Index · Directives systemd 256.7

Name

sd_bus_interface_name_is_valid, sd_bus_service_name_is_valid, sd_bus_member_name_is_valid, sd_bus_object_path_is_valid — Check if a string is a valid bus name or object path

Synopsis

#include <systemd/sd-bus.h>
int sd_bus_interface_name_is_valid(const char* p);
 
int sd_bus_service_name_is_valid(const char* p);
 
int sd_bus_member_name_is_valid(const char* p);
 
int sd_bus_object_path_is_valid(const char* p);
 

Description

sd_bus_interface_name_is_valid() checks if a given string p is a syntactically valid bus interface name. Similarly, sd_bus_service_name_is_valid() checks if the argument is a valid bus service name, sd_bus_member_name_is_valid() checks if the argument is a valid bus interface member name, and sd_bus_object_path_is_valid() checks if the argument is a valid bus object path. Those functions generally check that only allowed characters are used and that the length of the string is within limits.

Return Value

Those functions return 1 if the argument is a valid interface / service / member name or object path, and 0 if it is not. If the argument is NULL, an error is returned.

Errors

Returned errors may indicate the following problems:

-EINVAL

The p parameter is NULL.

Notes

Functions described here are available as a shared library, which can be compiled against and linked to with the libsystemd pkg-config(1) file.

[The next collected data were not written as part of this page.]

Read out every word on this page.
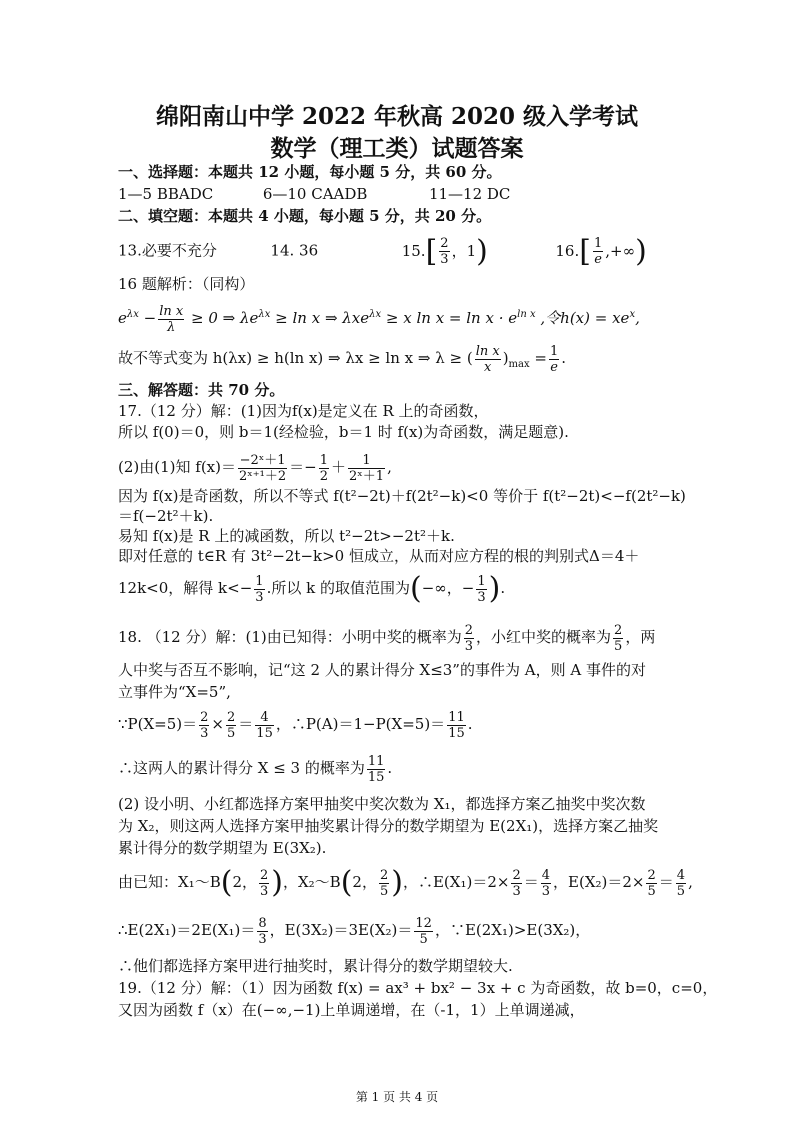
绵阳南山中学 2022 年秋高 2020 级入学考试
数学（理工类）试题答案
一、选择题：本题共 12 小题，每小题 5 分，共 60 分。
1—5 BBADC	6—10 CAADB	11—12 DC
二、填空题：本题共 4 小题，每小题 5 分，共 20 分。
13.必要不充分	14. 36	$15.[ \frac{2}{3}$ ，1)	$16.[ \frac{1}{e}$ ,+∞)
16 题解析：（同构）
$e^{\lambda x} - \frac{\text{ln x}}{\lambda} \ge 0$ ⇒ $\lambda e^{\lambda x} \ge \ln x$ ⇒ λxe$^{\lambda x}$ ≥ x $\ln x = \ln x \cdot e^{ln x}$ ,令$h(x) = xe^x$,
故不等式变为 h(λx) ≥ h(ln x) ⇒ λx ≥ ln x ⇒ λ ≥ ( $\frac{\text{ln x}}{x} )_{max} = \frac{1}{e}$ .
三、解答题：共 70 分。
17.（12 分）解：(1)因为f(x)是定义在 R 上的奇函数，
所以 f(0)＝0，则 b＝1(经检验，b＝1 时 f(x)为奇函数，满足题意).
(2)由(1)知 $f(x)= \frac{\text{−2ˣ＋1}}{\text{2ˣ⁺¹＋2}} =- \frac{1}{2} + \frac{1}{\text{2ˣ＋1}}$ ,
因为 f(x)是奇函数，所以不等式 f(t²−2t)＋f(2t²−k)<0 等价于 f(t²−2t)<−f(2t²−k)
＝f(−2t²＋k).
易知 f(x)是 R 上的减函数，所以 t²−2t>−2t²＋k.
即对任意的 t∈R 有 3t²−2t−k>0 恒成立，从而对应方程的根的判别式Δ＝4＋
12k<0，解得 $k<- \frac{1}{3}$ .所以 k 的取值范围为(−∞，− $\frac{1}{3}$ ).
18. （12 分）解：(1)由已知得：小明中奖的概率为 $\frac{2}{3}$ ，小红中奖的概率为 $\frac{2}{5}$ ，两
人中奖与否互不影响，记“这 2 人的累计得分 X≤3”的事件为 A，则 A 事件的对
立事件为“X=5”,
∵P(X=5)＝ $\frac{2}{3} \times \frac{2}{5} = \frac{4}{15}$ ，∴P(A)＝1−P(X=5)＝ $\frac{11}{15}$ .
∴这两人的累计得分 X ≤ 3 的概率为 $\frac{11}{15}$ .
(2) 设小明、小红都选择方案甲抽奖中奖次数为 X₁，都选择方案乙抽奖中奖次数
为 X₂，则这两人选择方案甲抽奖累计得分的数学期望为 E(2X₁)，选择方案乙抽奖
累计得分的数学期望为 E(3X₂).
由已知：X₁～B(2， $\frac{2}{3}$ )，X₂～B(2， $\frac{2}{5}$ )，∴E(X₁)＝2× $\frac{2}{3} = \frac{4}{3}$ ，$E(X_2)=2\times \frac{2}{5} = \frac{4}{5}$ ,
∴E(2X₁)＝2E(X₁)＝ $\frac{8}{3}$ ，$E(3X_2)=3E(X_2)= \frac{12}{5}$ ，∵E(2X₁)>E(3X₂)，
∴他们都选择方案甲进行抽奖时，累计得分的数学期望较大.
19.（12 分）解：（1）因为函数 f(x) = ax³ + bx² − 3x + c 为奇函数，故 b=0，c=0，
又因为函数 f（x）在(−∞,−1)上单调递增，在（-1，1）上单调递减，
第 1 页 共 4 页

The code described here uses getenv(3), which is declared to be not multi-thread-safe. This means that the code calling the functions described here must not call setenv(3) from a parallel thread. It is recommended to only do calls to setenv() from an early phase of the program when no other threads have been started.

History

sd_bus_interface_name_is_valid(), sd_bus_service_name_is_valid(), sd_bus_member_name_is_valid(), and sd_bus_object_path_is_valid() were added in version 246.